DYSPEPSIA GENERATION

We have seen the future, and it sucks.

Chuck Norris Versus Communism

5th January 2017

Economist Alex Tabarrok takes a look.

Chuck Norris Versus Communism is a great documentary about art, the power of heroes and the end of communism in Romania. After the communist regime was established in 1948, travel was restricted, the media were censored and the secret police watched everyone. Romania was cut off from the rest of the world. In the mid-1980s, however, smuggled VHS tapes of American movies began to circulate. Underground groups would gather together to watch samizdat movies like Rocky and Lone Wolf McQuade.

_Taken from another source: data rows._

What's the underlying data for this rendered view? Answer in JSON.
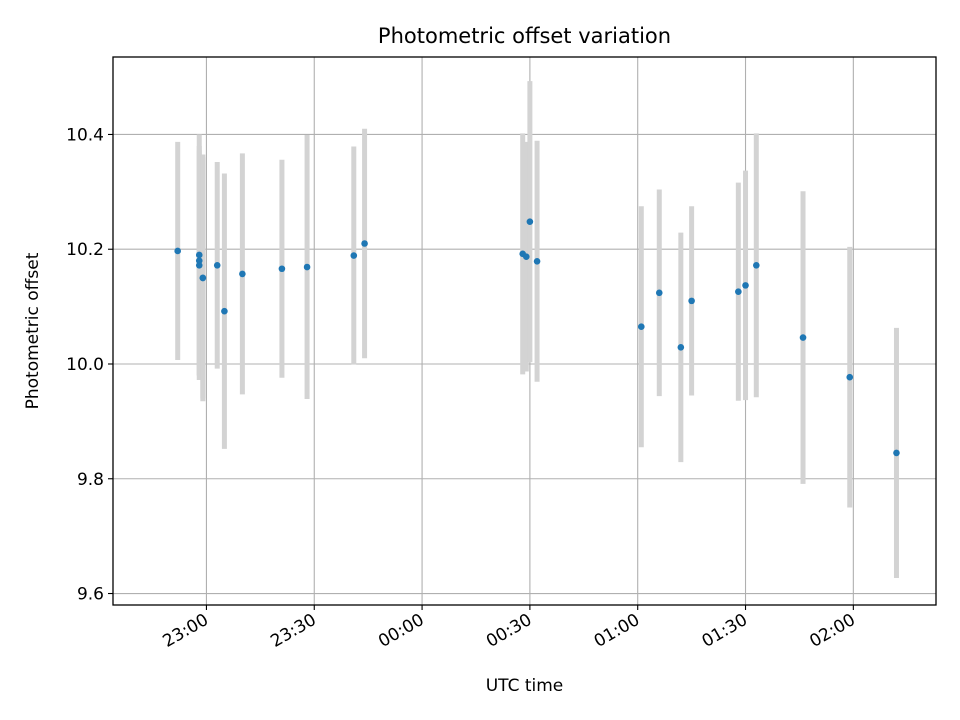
{
  "chart_data": {
    "type": "scatter",
    "title": "Photometric offset variation",
    "xlabel": "UTC time",
    "ylabel": "Photometric offset",
    "x_ticks": [
      "23:00",
      "23:30",
      "00:00",
      "00:30",
      "01:00",
      "01:30",
      "02:00"
    ],
    "x_tick_minutes": [
      1380,
      1410,
      1440,
      1470,
      1500,
      1530,
      1560
    ],
    "xlim_minutes": [
      1354,
      1583
    ],
    "y_ticks": [
      "9.6",
      "9.8",
      "10.0",
      "10.2",
      "10.4"
    ],
    "y_tick_values": [
      9.6,
      9.8,
      10.0,
      10.2,
      10.4
    ],
    "ylim": [
      9.58,
      10.535
    ],
    "grid": true,
    "marker_color": "#1f77b4",
    "errorbar_color": "#d3d3d3",
    "points": [
      {
        "time": "22:52",
        "y": 10.197,
        "err": 0.19
      },
      {
        "time": "22:58",
        "y": 10.19,
        "err": 0.21
      },
      {
        "time": "22:58",
        "y": 10.18,
        "err": 0.2
      },
      {
        "time": "22:58",
        "y": 10.172,
        "err": 0.2
      },
      {
        "time": "22:59",
        "y": 10.15,
        "err": 0.21
      },
      {
        "time": "22:59",
        "y": 10.15,
        "err": 0.215
      },
      {
        "time": "23:03",
        "y": 10.172,
        "err": 0.18
      },
      {
        "time": "23:05",
        "y": 10.092,
        "err": 0.24
      },
      {
        "time": "23:10",
        "y": 10.157,
        "err": 0.21
      },
      {
        "time": "23:21",
        "y": 10.166,
        "err": 0.19
      },
      {
        "time": "23:28",
        "y": 10.169,
        "err": 0.23
      },
      {
        "time": "23:41",
        "y": 10.189,
        "err": 0.19
      },
      {
        "time": "23:44",
        "y": 10.21,
        "err": 0.2
      },
      {
        "time": "00:28",
        "y": 10.192,
        "err": 0.21
      },
      {
        "time": "00:29",
        "y": 10.187,
        "err": 0.2
      },
      {
        "time": "00:30",
        "y": 10.248,
        "err": 0.245
      },
      {
        "time": "00:32",
        "y": 10.179,
        "err": 0.21
      },
      {
        "time": "01:01",
        "y": 10.065,
        "err": 0.21
      },
      {
        "time": "01:06",
        "y": 10.124,
        "err": 0.18
      },
      {
        "time": "01:12",
        "y": 10.029,
        "err": 0.2
      },
      {
        "time": "01:15",
        "y": 10.11,
        "err": 0.165
      },
      {
        "time": "01:28",
        "y": 10.126,
        "err": 0.19
      },
      {
        "time": "01:30",
        "y": 10.137,
        "err": 0.2
      },
      {
        "time": "01:33",
        "y": 10.172,
        "err": 0.23
      },
      {
        "time": "01:46",
        "y": 10.046,
        "err": 0.255
      },
      {
        "time": "01:59",
        "y": 9.977,
        "err": 0.227
      },
      {
        "time": "02:12",
        "y": 9.845,
        "err": 0.218
      }
    ]
  }
}
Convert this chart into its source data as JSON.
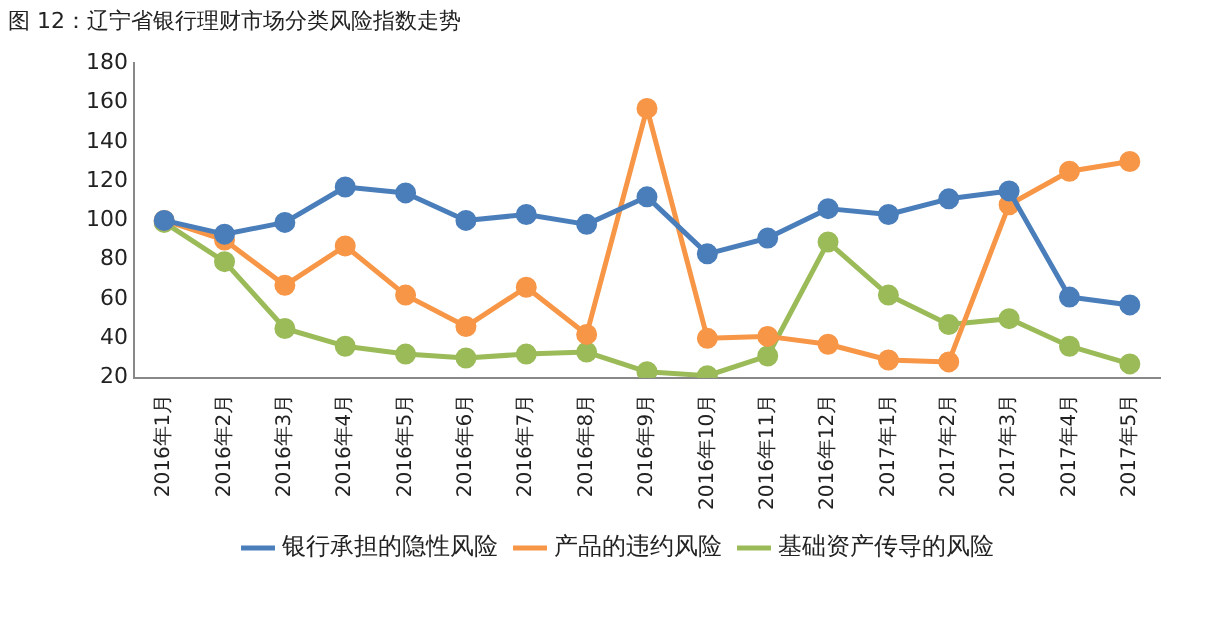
{
  "chart_data": {
    "type": "line",
    "title": "图 12：辽宁省银行理财市场分类风险指数走势",
    "categories": [
      "2016年1月",
      "2016年2月",
      "2016年3月",
      "2016年4月",
      "2016年5月",
      "2016年6月",
      "2016年7月",
      "2016年8月",
      "2016年9月",
      "2016年10月",
      "2016年11月",
      "2016年12月",
      "2017年1月",
      "2017年2月",
      "2017年3月",
      "2017年4月",
      "2017年5月"
    ],
    "series": [
      {
        "name": "银行承担的隐性风险",
        "color": "#4a7ebb",
        "values": [
          100,
          93,
          99,
          117,
          114,
          100,
          103,
          98,
          112,
          83,
          91,
          106,
          103,
          111,
          115,
          61,
          57
        ]
      },
      {
        "name": "产品的违约风险",
        "color": "#f79646",
        "values": [
          100,
          90,
          67,
          87,
          62,
          46,
          66,
          42,
          157,
          40,
          41,
          37,
          29,
          28,
          108,
          125,
          130
        ]
      },
      {
        "name": "基础资产传导的风险",
        "color": "#9bbb59",
        "values": [
          99,
          79,
          45,
          36,
          32,
          30,
          32,
          33,
          23,
          21,
          31,
          89,
          62,
          47,
          50,
          36,
          27
        ]
      }
    ],
    "ylim": [
      20,
      180
    ],
    "yticks": [
      20,
      40,
      60,
      80,
      100,
      120,
      140,
      160,
      180
    ],
    "grid": false,
    "legend": "bottom",
    "marker": "circle",
    "line_style": "solid"
  }
}
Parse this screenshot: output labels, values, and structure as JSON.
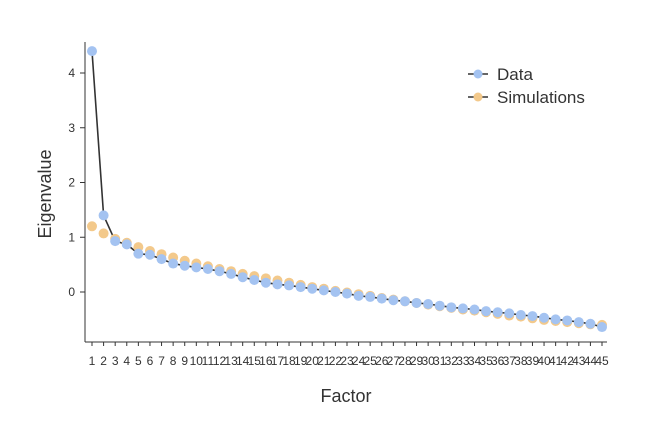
{
  "chart_data": {
    "type": "scatter",
    "title": "",
    "xlabel": "Factor",
    "ylabel": "Eigenvalue",
    "xlim": [
      1,
      45
    ],
    "ylim": [
      -0.8,
      4.6
    ],
    "yticks": [
      0,
      1,
      2,
      3,
      4
    ],
    "x": [
      1,
      2,
      3,
      4,
      5,
      6,
      7,
      8,
      9,
      10,
      11,
      12,
      13,
      14,
      15,
      16,
      17,
      18,
      19,
      20,
      21,
      22,
      23,
      24,
      25,
      26,
      27,
      28,
      29,
      30,
      31,
      32,
      33,
      34,
      35,
      36,
      37,
      38,
      39,
      40,
      41,
      42,
      43,
      44,
      45
    ],
    "xtick_labels": [
      "1",
      "2",
      "3",
      "4",
      "5",
      "6",
      "7",
      "8",
      "9",
      "10",
      "11",
      "12",
      "13",
      "14",
      "15",
      "16",
      "17",
      "18",
      "19",
      "20",
      "21",
      "22",
      "23",
      "24",
      "25",
      "26",
      "27",
      "28",
      "29",
      "30",
      "31",
      "32",
      "33",
      "34",
      "35",
      "36",
      "37",
      "38",
      "39",
      "40",
      "41",
      "42",
      "43",
      "44",
      "45"
    ],
    "grid": false,
    "legend_position": "top-right",
    "series": [
      {
        "name": "Data",
        "color": "#a4c3f1",
        "line_color": "#333333",
        "values": [
          4.4,
          1.4,
          0.93,
          0.87,
          0.7,
          0.68,
          0.6,
          0.52,
          0.48,
          0.45,
          0.42,
          0.38,
          0.33,
          0.27,
          0.22,
          0.17,
          0.14,
          0.12,
          0.09,
          0.06,
          0.03,
          0.0,
          -0.03,
          -0.07,
          -0.09,
          -0.12,
          -0.15,
          -0.17,
          -0.2,
          -0.22,
          -0.25,
          -0.28,
          -0.3,
          -0.32,
          -0.35,
          -0.37,
          -0.39,
          -0.42,
          -0.44,
          -0.47,
          -0.5,
          -0.52,
          -0.55,
          -0.58,
          -0.64
        ]
      },
      {
        "name": "Simulations",
        "color": "#f3c98b",
        "values": [
          1.2,
          1.07,
          0.97,
          0.9,
          0.82,
          0.75,
          0.69,
          0.63,
          0.57,
          0.52,
          0.47,
          0.42,
          0.38,
          0.33,
          0.29,
          0.25,
          0.21,
          0.17,
          0.13,
          0.09,
          0.06,
          0.02,
          -0.01,
          -0.04,
          -0.07,
          -0.11,
          -0.14,
          -0.17,
          -0.2,
          -0.23,
          -0.26,
          -0.29,
          -0.32,
          -0.34,
          -0.37,
          -0.4,
          -0.43,
          -0.45,
          -0.48,
          -0.51,
          -0.53,
          -0.55,
          -0.57,
          -0.59,
          -0.6
        ]
      }
    ]
  }
}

The action was exciting but perhaps even more revealing were the ordinary scenes of supermarkets stocked with food, at a time when Romania was racked with severe rationing. City lights, beautiful cars, and the ordinary freedoms of worship and belief casually portrayed all impressed on the Romanian viewers the starkness of their own situation.

I am reminded of the scene from Moscow on the Hudson where a Russian defector, played by Robin Williams, goes into a grocery store and asks where is the line for bread? The clerk says, ‘There is no line for bread. Bread is on aisle 4.’ Williams hyperventilates and passes out at the sight of forty feet of shelves with nothing but bread on them — and no line.

Makes you wonder how all the people who prefer socialism to a free market can be so stupid.